The Boise State Jazz Orchestra has already had a full semester of performances so far, and they do not seem to be stopping any time soon. The orchestra played to a large crowd at the Outdoor Jazz Concert on Sept. 21, and are now gearing up for their next concert on Oct. 27.
While most of the 25 members are also a part of Boise State’s Blue Thunder Marching Band, nearly one-third of the musicians are new this year, some of whom are not even studying within the Department of Music.
“Anyone is allowed to audition,” said Dr. Derek Ganong, the orchestra’s director.
The ensemble practices two days a week for two hours each day, which is important for the musicians and director. During the four hours of practice each week, the orchestra is able to experiment with many genres and styles with hopes to excel at each one.
“[The orchestra] provides them with something they wouldn’t otherwise be getting,” Ganong said.
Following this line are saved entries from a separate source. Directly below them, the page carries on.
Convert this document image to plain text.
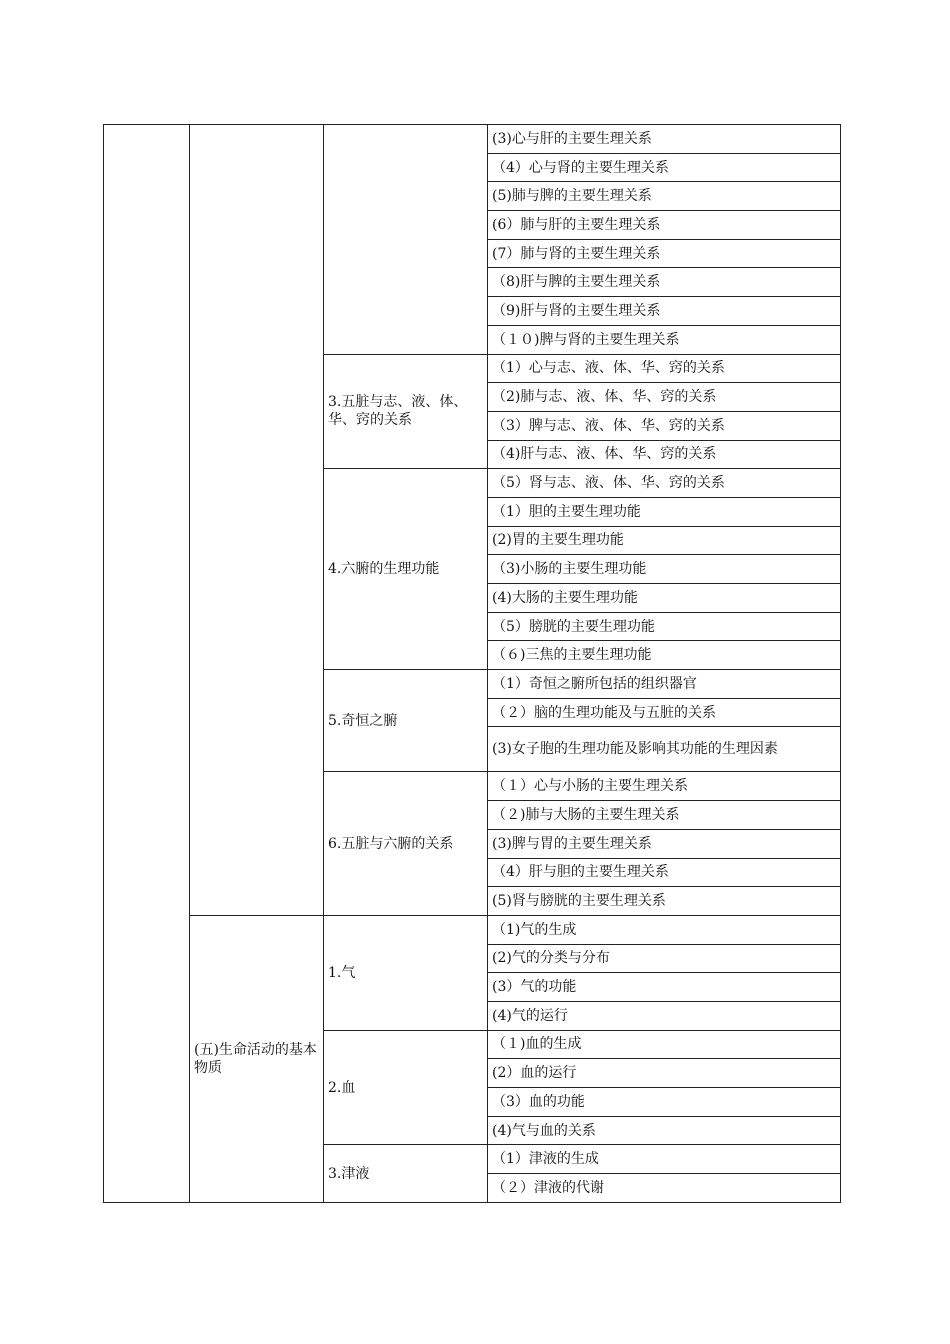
			(3)心与肝的主要生理关系
			（4）心与肾的主要生理关系
			(5)肺与脾的主要生理关系
			(6）肺与肝的主要生理关系
			(7）肺与肾的主要生理关系
			（8)肝与脾的主要生理关系
			（9)肝与肾的主要生理关系
			（１０)脾与肾的主要生理关系
		3.五脏与志、液、体、华、窍的关系	（1）心与志、液、体、华、窍的关系
			（2)肺与志、液、体、华、窍的关系
			（3）脾与志、液、体、华、窍的关系
			（4)肝与志、液、体、华、窍的关系
		4.六腑的生理功能	（5）肾与志、液、体、华、窍的关系
			（1）胆的主要生理功能
			(2)胃的主要生理功能
			（3)小肠的主要生理功能
			(4)大肠的主要生理功能
			（5）膀胱的主要生理功能
			（６)三焦的主要生理功能
		5.奇恒之腑	（1）奇恒之腑所包括的组织器官
			（２）脑的生理功能及与五脏的关系
			(3)女子胞的生理功能及影响其功能的生理因素
		6.五脏与六腑的关系	（１）心与小肠的主要生理关系
			（２)肺与大肠的主要生理关系
			(3)脾与胃的主要生理关系
			（4）肝与胆的主要生理关系
			(5)肾与膀胱的主要生理关系
	(五)生命活动的基本物质	1.气	（1)气的生成
			(2)气的分类与分布
			(3）气的功能
			(4)气的运行
		2.血	（１)血的生成
			(2）血的运行
			（3）血的功能
			(4)气与血的关系
		3.津液	（1）津液的生成
			（２）津液的代谢
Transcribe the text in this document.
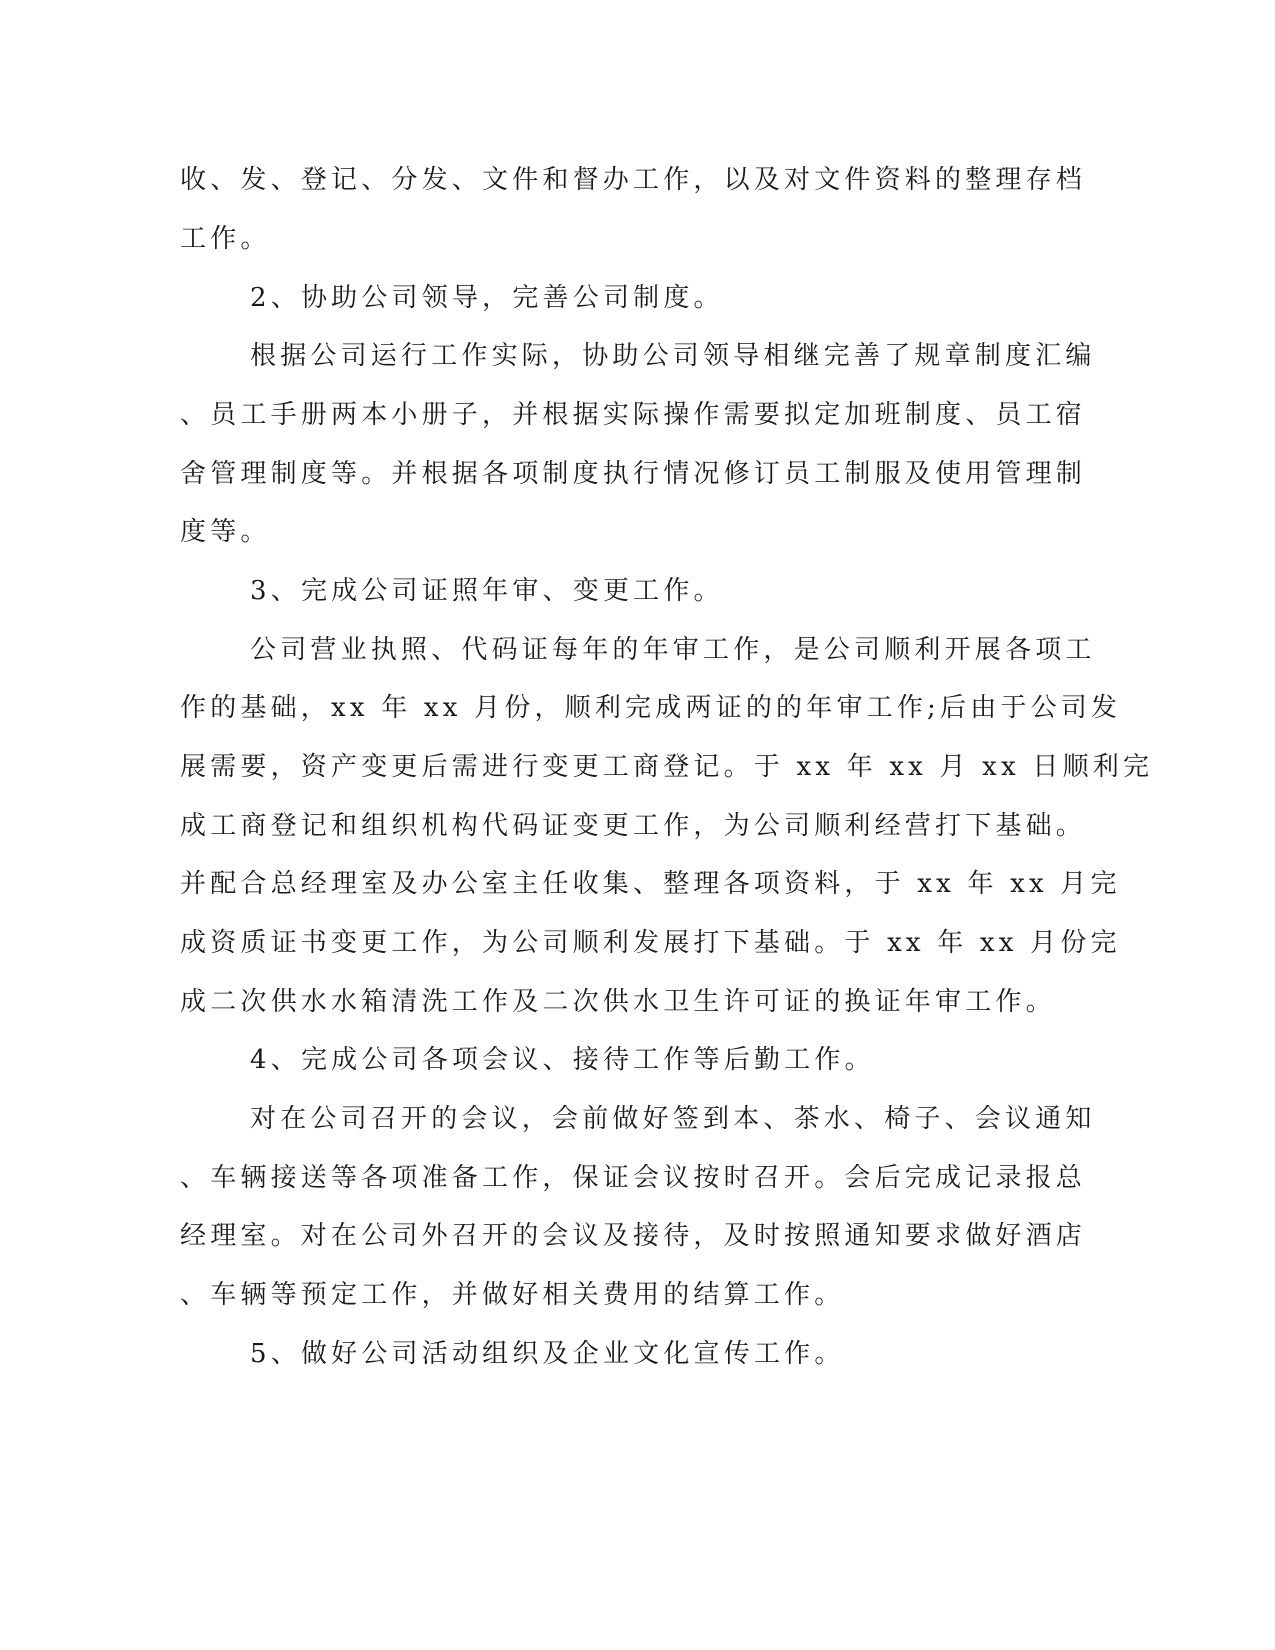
收、发、登记、分发、文件和督办工作，以及对文件资料的整理存档
工作。
2、协助公司领导，完善公司制度。
根据公司运行工作实际，协助公司领导相继完善了规章制度汇编
、员工手册两本小册子，并根据实际操作需要拟定加班制度、员工宿
舍管理制度等。并根据各项制度执行情况修订员工制服及使用管理制
度等。
3、完成公司证照年审、变更工作。
公司营业执照、代码证每年的年审工作，是公司顺利开展各项工
作的基础，xx 年 xx 月份，顺利完成两证的的年审工作;后由于公司发
展需要，资产变更后需进行变更工商登记。于 xx 年 xx 月 xx 日顺利完
成工商登记和组织机构代码证变更工作，为公司顺利经营打下基础。
并配合总经理室及办公室主任收集、整理各项资料，于 xx 年 xx 月完
成资质证书变更工作，为公司顺利发展打下基础。于 xx 年 xx 月份完
成二次供水水箱清洗工作及二次供水卫生许可证的换证年审工作。
4、完成公司各项会议、接待工作等后勤工作。
对在公司召开的会议，会前做好签到本、茶水、椅子、会议通知
、车辆接送等各项准备工作，保证会议按时召开。会后完成记录报总
经理室。对在公司外召开的会议及接待，及时按照通知要求做好酒店
、车辆等预定工作，并做好相关费用的结算工作。
5、做好公司活动组织及企业文化宣传工作。
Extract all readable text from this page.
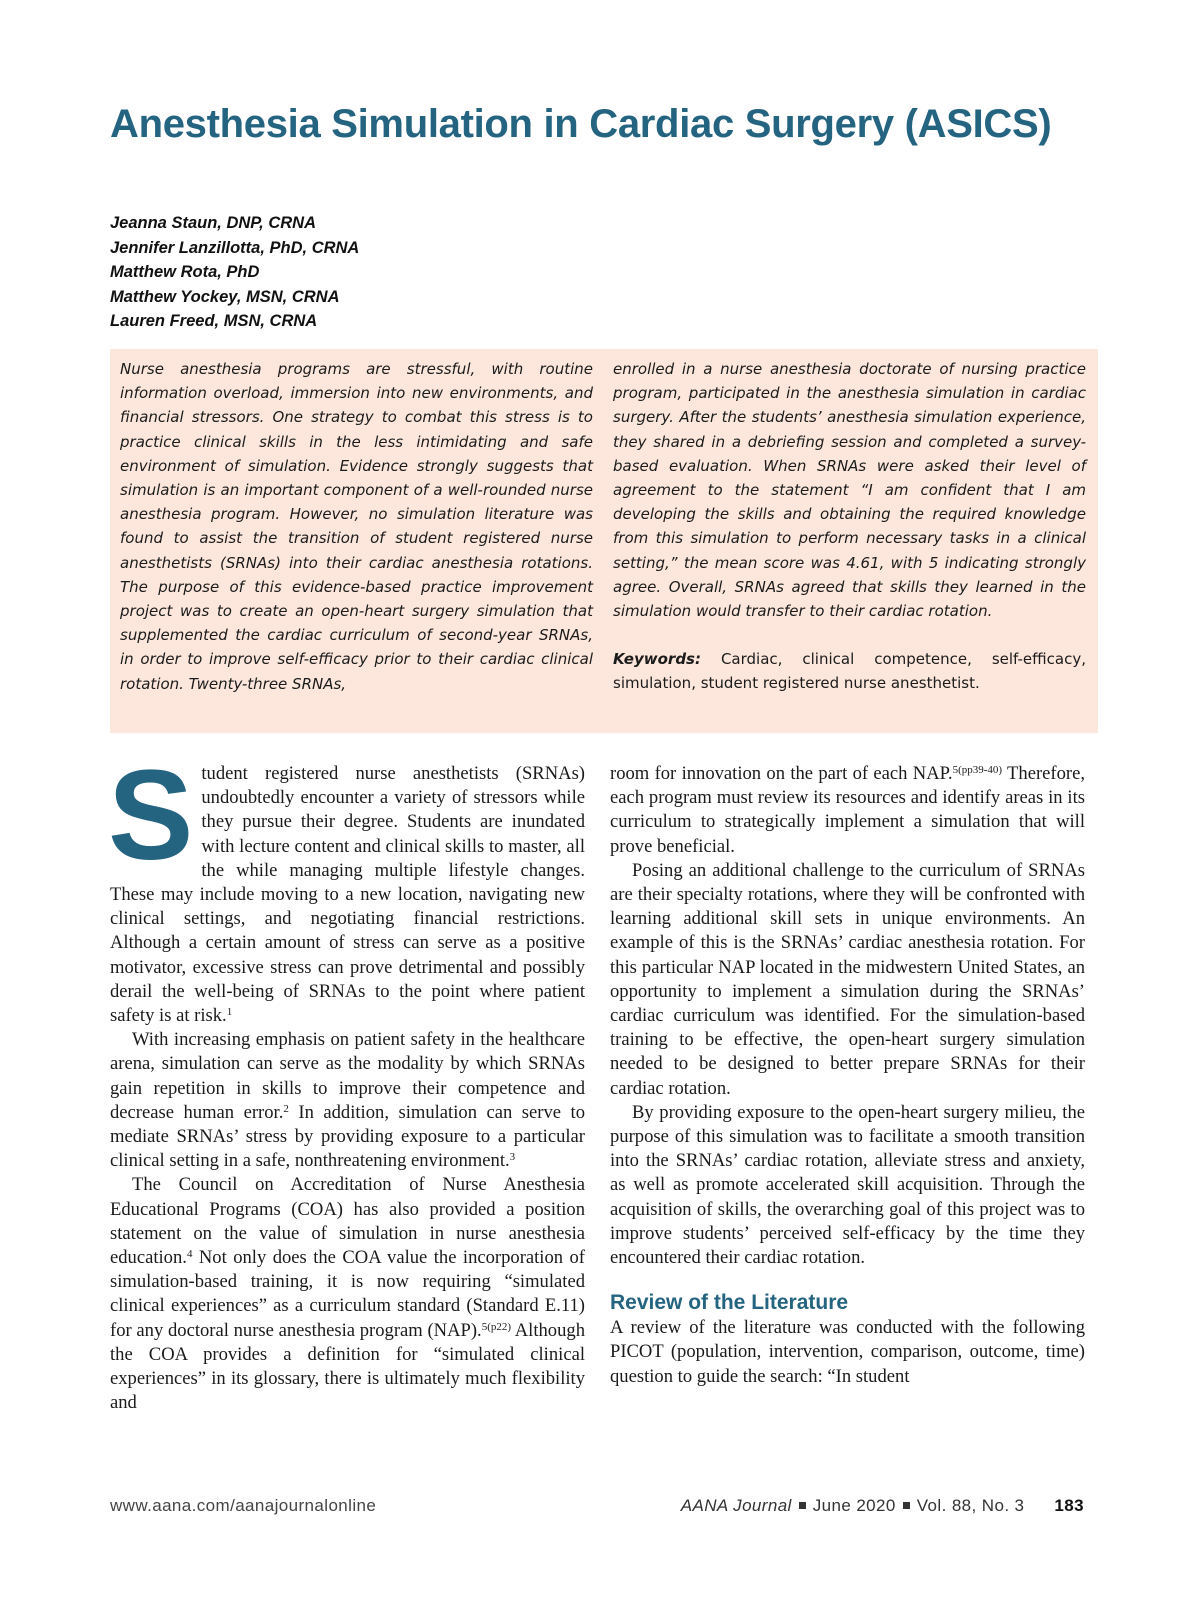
Anesthesia Simulation in Cardiac Surgery (ASICS)
Jeanna Staun, DNP, CRNA
Jennifer Lanzillotta, PhD, CRNA
Matthew Rota, PhD
Matthew Yockey, MSN, CRNA
Lauren Freed, MSN, CRNA

Nurse anesthesia programs are stressful, with routine information overload, immersion into new environments, and financial stressors. One strategy to combat this stress is to practice clinical skills in the less intimidating and safe environment of simulation. Evidence strongly suggests that simulation is an important component of a well-rounded nurse anesthesia program. However, no simulation literature was found to assist the transition of student registered nurse anesthetists (SRNAs) into their cardiac anesthesia rotations. The purpose of this evidence-based practice improvement project was to create an open-heart surgery simulation that supplemented the cardiac curriculum of second-year SRNAs, in order to improve self-efficacy prior to their cardiac clinical rotation. Twenty-three SRNAs,

enrolled in a nurse anesthesia doctorate of nursing practice program, participated in the anesthesia simulation in cardiac surgery. After the students’ anesthesia simulation experience, they shared in a debriefing session and completed a survey-based evaluation. When SRNAs were asked their level of agreement to the statement “I am confident that I am developing the skills and obtaining the required knowledge from this simulation to perform necessary tasks in a clinical setting,” the mean score was 4.61, with 5 indicating strongly agree. Overall, SRNAs agreed that skills they learned in the simulation would transfer to their cardiac rotation.

Keywords: Cardiac, clinical competence, self-efficacy, simulation, student registered nurse anesthetist.

Student registered nurse anesthetists (SRNAs) undoubtedly encounter a variety of stressors while they pursue their degree. Students are inundated with lecture content and clinical skills to master, all the while managing multiple lifestyle changes. These may include moving to a new location, navigating new clinical settings, and negotiating financial restrictions. Although a certain amount of stress can serve as a positive motivator, excessive stress can prove detrimental and possibly derail the well-being of SRNAs to the point where patient safety is at risk.$^1$

With increasing emphasis on patient safety in the healthcare arena, simulation can serve as the modality by which SRNAs gain repetition in skills to improve their competence and decrease human error.$^2$ In addition, simulation can serve to mediate SRNAs’ stress by providing exposure to a particular clinical setting in a safe, nonthreatening environment.$^3$

The Council on Accreditation of Nurse Anesthesia Educational Programs (COA) has also provided a position statement on the value of simulation in nurse anesthesia education.$^4$ Not only does the COA value the incorporation of simulation-based training, it is now requiring “simulated clinical experiences” as a curriculum standard (Standard E.11) for any doctoral nurse anesthesia program (NAP).$^{5(p22)}$ Although the COA provides a definition for “simulated clinical experiences” in its glossary, there is ultimately much flexibility and

room for innovation on the part of each NAP.$^{5(pp39-40)}$ Therefore, each program must review its resources and identify areas in its curriculum to strategically implement a simulation that will prove beneficial.

Posing an additional challenge to the curriculum of SRNAs are their specialty rotations, where they will be confronted with learning additional skill sets in unique environments. An example of this is the SRNAs’ cardiac anesthesia rotation. For this particular NAP located in the midwestern United States, an opportunity to implement a simulation during the SRNAs’ cardiac curriculum was identified. For the simulation-based training to be effective, the open-heart surgery simulation needed to be designed to better prepare SRNAs for their cardiac rotation.

By providing exposure to the open-heart surgery milieu, the purpose of this simulation was to facilitate a smooth transition into the SRNAs’ cardiac rotation, alleviate stress and anxiety, as well as promote accelerated skill acquisition. Through the acquisition of skills, the overarching goal of this project was to improve students’ perceived self-efficacy by the time they encountered their cardiac rotation.

Review of the Literature

A review of the literature was conducted with the following PICOT (population, intervention, comparison, outcome, time) question to guide the search: “In student

www.aana.com/aanajournalonline	AANA Journal June 2020 Vol. 88, No. 3 183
With the ability to experiment with so many different types of music, they are able to make each concert different than the last. The first concert put on this year by the orchestra was a performance of swing music. In the following months, crowds can expect Latin and tango-themed pieces, as well.
“The Jazz Orchestra is broadening the scope of their music education,” Ganong said.
Along with the director of the ensemble, two students/musicians discussed what it is like being in the orchestra and the joy that comes with playing in the group.
Kevin Littrell, fourth year music general major, talked about his enjoyment being the guitar player in the ensemble for the past four years. The ensemble is one of the only ensembles that is available for guitar, so it turned out to be a perfect fit for Littrell.
“I like the nature of improv that you can’t find in classical ensembles,” Littrell said. There’s “a lot of opportunities to improvise what you’re playing.”
Littrell continued to compare the attitudes of the musicians to the attitude of jazz itself. Being a rock and blues guitarist, Litrell is quite familiar with the idea that attitudes of musicians play a part in the music that is being played.
“We take it seriously, but we still like to have fun.” “Jazz music is never supposed to take itself too seriously,” Littrell said.
Shayla Lewis, fifth-year music education major, has been playing bass in the orchestra for the past five years. Lewis keeps herself busy with the music community on campus. When she is not playing with the orchestra, Lewis is taking part in the Boise State Symphony. Lewis enjoys her time playing with both groups and is always excited for whatever they have in store for her.
“I get the most out of it than any other ensemble,” Lewis said, “Jazz isn’t just a fad and anyone who comes to the concerts can hear current music, the music is something you’ll want to listen to again.”
Both Littrell and Lewis are preparing with Dr. Ganong and the rest of the orchestra for the upcoming Halloween Spooktacular concert on Oct. 27. This Latin and tango themed concert will be located in the Student Union Building (SUB) and the Boise State Jazz Orchestra will be accompanied by the Boise State Symphony.
“You can expect a pretty amazing collaboration between the orchestra and the jazz band,” Lewis said.